Research output: Contribution to Journal/MagazineJournal articlepeer-review

<mark>Journal publication date</mark>24/02/2019
<mark>Journal</mark>SEARCH Journal of Media and Communication Research
Issue number1
Number of pages20
Pages (from-to)57-76
Publication StatusPublished
<mark>Original language</mark>English


The increase in the number of men who have become more meticulous about their grooming and appearance, also known as metrosexuals, indicates that the beauty industry no longer focuses on females alone. While metrosexuality is making its presence felt in society, the increased sales of male fairness creams particularly in the East reveals another trend, male skin whitening. This trend challenges two gender norms: beauty practice and fair skin as a beauty ideal, which are traditionally associated with females. The semiotic analysis of product packaging investigates how L’Oréal Men Expert's (LME) whitening series, White Activ (sold in Malaysia) negotiates skin whitening among Malaysian men.
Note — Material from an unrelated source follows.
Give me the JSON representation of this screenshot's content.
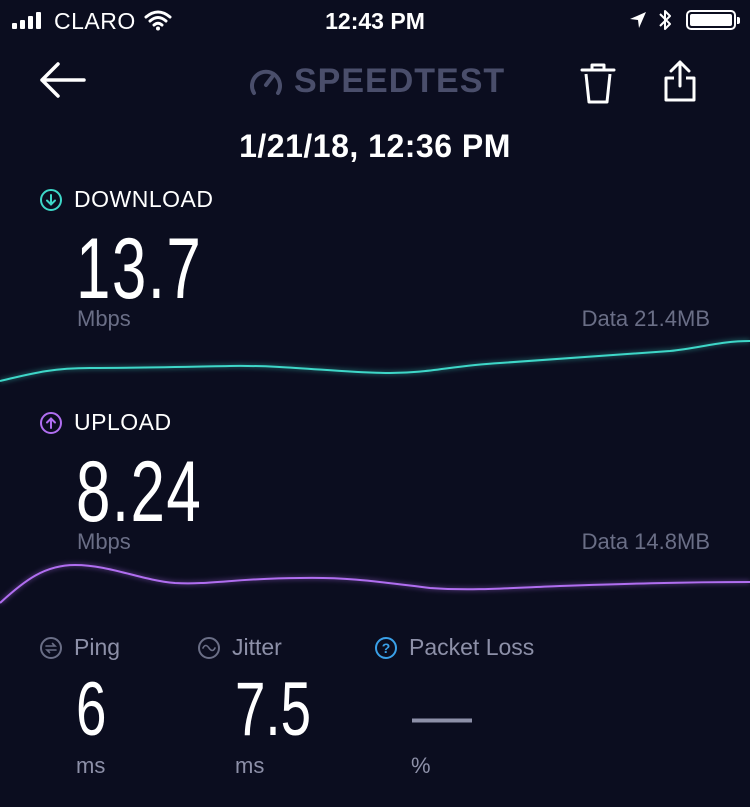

Looking at L’Oréal Paris' (LP) whitening series, White Perfect, as a comparison, the study analysed how male skin whitening is represented differently from female skin whitening. The findings show that LME presents a different set of notions that form a male version of skin whitening and fair skin. It replaces key notions behind skin whitening, e.g. replacing skin whitening and skin lightening with skin brightening and non-whitening; passivity of the skin-whitening practice with activeness; as well as replaces the skin whitening rationales for fair skin as the physical marker of social status and wealth with fair skin as a physical indicator of strength and health; and for beautification with problem-solving. Also, LME projects another version of “fair skin” by redefining skin tone, complexion, and whiteness, in which related notions of fair skin, i.e. skin tone and purity, are replaced with skin brightness and cleanliness. The male version of skin whitening and fair skin separates men from femininity as well as draws a masculine space in the female domain of skin whitening. Such antifemininity forms a new gender binary, differentiating male and female skin whitening.